Simulation Digital Twinning (SDT)
Computer-Aided Engineering (CAE) has supported the industry in its transition from trial-and-error towards physics-based modelling, but our ways of handling and getting value from simulation results have changed little during this period. Indeed, the business model of CAE centers almost exclusively around delivering base-case simulation results with a few additional operational conditions.
AFRY’s new solution consists of a new paradigm for the exploitation of computational physics data, using machine learning to enlarge the simulation databases in order to cover a wider spectrum of operational conditions and provide quick response directly on field.
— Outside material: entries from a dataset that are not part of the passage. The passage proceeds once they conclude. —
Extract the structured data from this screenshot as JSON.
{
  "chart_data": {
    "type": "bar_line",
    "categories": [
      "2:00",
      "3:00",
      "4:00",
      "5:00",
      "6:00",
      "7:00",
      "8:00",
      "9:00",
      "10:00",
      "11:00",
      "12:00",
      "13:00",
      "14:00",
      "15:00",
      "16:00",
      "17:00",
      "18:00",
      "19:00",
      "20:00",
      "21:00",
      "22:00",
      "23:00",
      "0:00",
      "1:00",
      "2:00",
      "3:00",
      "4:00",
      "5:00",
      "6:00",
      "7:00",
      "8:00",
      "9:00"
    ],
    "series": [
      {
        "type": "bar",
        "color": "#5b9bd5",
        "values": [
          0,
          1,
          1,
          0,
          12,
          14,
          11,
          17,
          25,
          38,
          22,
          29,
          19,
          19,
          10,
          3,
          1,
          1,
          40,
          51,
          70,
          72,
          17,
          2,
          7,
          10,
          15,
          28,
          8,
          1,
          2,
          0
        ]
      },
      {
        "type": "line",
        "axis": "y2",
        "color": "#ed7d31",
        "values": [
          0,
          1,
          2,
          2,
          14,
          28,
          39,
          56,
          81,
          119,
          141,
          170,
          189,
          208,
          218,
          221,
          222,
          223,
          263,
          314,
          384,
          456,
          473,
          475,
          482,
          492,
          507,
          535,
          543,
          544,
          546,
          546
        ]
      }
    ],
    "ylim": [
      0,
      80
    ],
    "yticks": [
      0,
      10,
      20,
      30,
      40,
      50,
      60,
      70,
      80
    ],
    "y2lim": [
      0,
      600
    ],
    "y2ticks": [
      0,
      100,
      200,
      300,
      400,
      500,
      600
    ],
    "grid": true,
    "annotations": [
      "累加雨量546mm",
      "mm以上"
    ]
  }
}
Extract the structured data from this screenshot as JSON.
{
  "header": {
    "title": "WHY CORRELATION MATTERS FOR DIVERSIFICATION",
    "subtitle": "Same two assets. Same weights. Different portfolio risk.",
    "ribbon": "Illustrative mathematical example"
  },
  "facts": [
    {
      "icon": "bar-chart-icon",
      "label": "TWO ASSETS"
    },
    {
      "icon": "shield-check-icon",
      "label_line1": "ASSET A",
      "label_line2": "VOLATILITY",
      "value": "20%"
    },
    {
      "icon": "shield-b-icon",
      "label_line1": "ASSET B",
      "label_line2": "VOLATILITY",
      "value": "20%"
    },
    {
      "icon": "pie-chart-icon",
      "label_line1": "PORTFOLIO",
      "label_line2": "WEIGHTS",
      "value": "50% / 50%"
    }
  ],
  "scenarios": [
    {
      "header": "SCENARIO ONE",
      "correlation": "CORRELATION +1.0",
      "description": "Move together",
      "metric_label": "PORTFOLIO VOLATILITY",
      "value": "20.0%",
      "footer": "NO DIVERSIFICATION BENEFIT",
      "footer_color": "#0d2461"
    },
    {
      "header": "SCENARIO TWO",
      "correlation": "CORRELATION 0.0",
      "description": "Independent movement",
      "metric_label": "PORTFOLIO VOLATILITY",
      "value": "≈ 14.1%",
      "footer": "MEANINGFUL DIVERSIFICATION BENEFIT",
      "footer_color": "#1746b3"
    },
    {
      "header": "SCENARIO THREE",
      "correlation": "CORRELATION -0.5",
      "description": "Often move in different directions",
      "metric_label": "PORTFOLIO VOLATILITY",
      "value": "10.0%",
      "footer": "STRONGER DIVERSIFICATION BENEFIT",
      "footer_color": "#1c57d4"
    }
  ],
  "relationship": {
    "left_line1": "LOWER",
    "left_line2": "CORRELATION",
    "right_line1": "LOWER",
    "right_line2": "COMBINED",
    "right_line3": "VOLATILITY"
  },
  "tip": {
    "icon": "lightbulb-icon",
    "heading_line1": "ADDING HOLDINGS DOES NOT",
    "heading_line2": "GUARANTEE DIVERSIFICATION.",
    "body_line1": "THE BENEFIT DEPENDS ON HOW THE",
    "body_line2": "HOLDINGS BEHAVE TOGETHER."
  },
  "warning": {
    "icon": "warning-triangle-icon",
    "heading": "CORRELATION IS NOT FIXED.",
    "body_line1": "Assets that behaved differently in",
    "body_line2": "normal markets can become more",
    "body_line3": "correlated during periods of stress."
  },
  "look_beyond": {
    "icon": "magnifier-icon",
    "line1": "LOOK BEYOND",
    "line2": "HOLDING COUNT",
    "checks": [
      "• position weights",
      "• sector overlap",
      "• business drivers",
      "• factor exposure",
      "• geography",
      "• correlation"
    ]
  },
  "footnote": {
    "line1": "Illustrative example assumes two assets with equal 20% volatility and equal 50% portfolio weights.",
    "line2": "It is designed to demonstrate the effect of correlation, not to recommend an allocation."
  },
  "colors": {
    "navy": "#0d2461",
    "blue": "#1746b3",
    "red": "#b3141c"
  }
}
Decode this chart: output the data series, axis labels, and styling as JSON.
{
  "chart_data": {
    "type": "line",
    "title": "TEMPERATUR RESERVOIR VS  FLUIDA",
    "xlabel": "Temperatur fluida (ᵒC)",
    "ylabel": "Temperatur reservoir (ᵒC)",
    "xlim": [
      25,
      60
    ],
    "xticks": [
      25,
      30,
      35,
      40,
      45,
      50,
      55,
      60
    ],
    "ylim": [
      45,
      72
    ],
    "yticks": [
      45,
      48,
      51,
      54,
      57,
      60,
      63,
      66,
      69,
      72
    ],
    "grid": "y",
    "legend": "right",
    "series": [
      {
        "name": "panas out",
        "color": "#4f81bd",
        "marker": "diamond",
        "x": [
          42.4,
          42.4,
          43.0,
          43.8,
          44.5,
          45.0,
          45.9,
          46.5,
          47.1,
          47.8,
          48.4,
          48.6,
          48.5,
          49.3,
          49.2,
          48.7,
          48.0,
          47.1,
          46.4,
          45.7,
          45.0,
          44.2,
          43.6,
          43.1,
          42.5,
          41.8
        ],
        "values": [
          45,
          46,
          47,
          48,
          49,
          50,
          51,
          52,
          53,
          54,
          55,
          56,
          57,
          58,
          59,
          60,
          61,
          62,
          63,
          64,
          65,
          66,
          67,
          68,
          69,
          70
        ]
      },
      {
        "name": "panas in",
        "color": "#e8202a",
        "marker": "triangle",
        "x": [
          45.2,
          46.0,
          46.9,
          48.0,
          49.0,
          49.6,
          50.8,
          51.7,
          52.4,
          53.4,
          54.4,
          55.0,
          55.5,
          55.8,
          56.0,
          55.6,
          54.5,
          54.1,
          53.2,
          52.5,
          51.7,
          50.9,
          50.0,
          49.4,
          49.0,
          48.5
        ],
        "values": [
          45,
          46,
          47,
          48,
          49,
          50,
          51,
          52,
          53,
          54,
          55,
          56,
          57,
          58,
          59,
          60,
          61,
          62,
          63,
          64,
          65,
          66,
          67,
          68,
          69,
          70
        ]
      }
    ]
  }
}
The resulting product from this hybrid physics-informed and data-driven modelling is referred to as Simulation Digital Twin (SDT). While the paradigm can be equally used in different CAE applications, AFRY's experts implemented it in the context of Computational Fluid Dynamics (CFD).
Optimisation of the cooking process in the pulp digester
The challenge among the daily issues encountered by pulp digestor operators:
- Separation swing caused by a production change causes disturbances; stable conditions take a long to be recovered
- Long-time delays make it difficult for operators and automatic controls to compensate for the changes
- Risk of plugging at screening, consumption of chemicals, effluent treatment and off-spec pulp quality
Our solution using AFRY e-DAP is to provide a predictive modelling process, comprising the following steps:
- Feed, production and operation data gathered from plant devices at 5 minute intervals
- After thorough data cleansing and system identification, the quality of pulp sustainability can be modelled
This has the following effects: Possibility to maintain higher separation for increased yield, and reduction in chemical costs & decreased COD load to effluent treatment.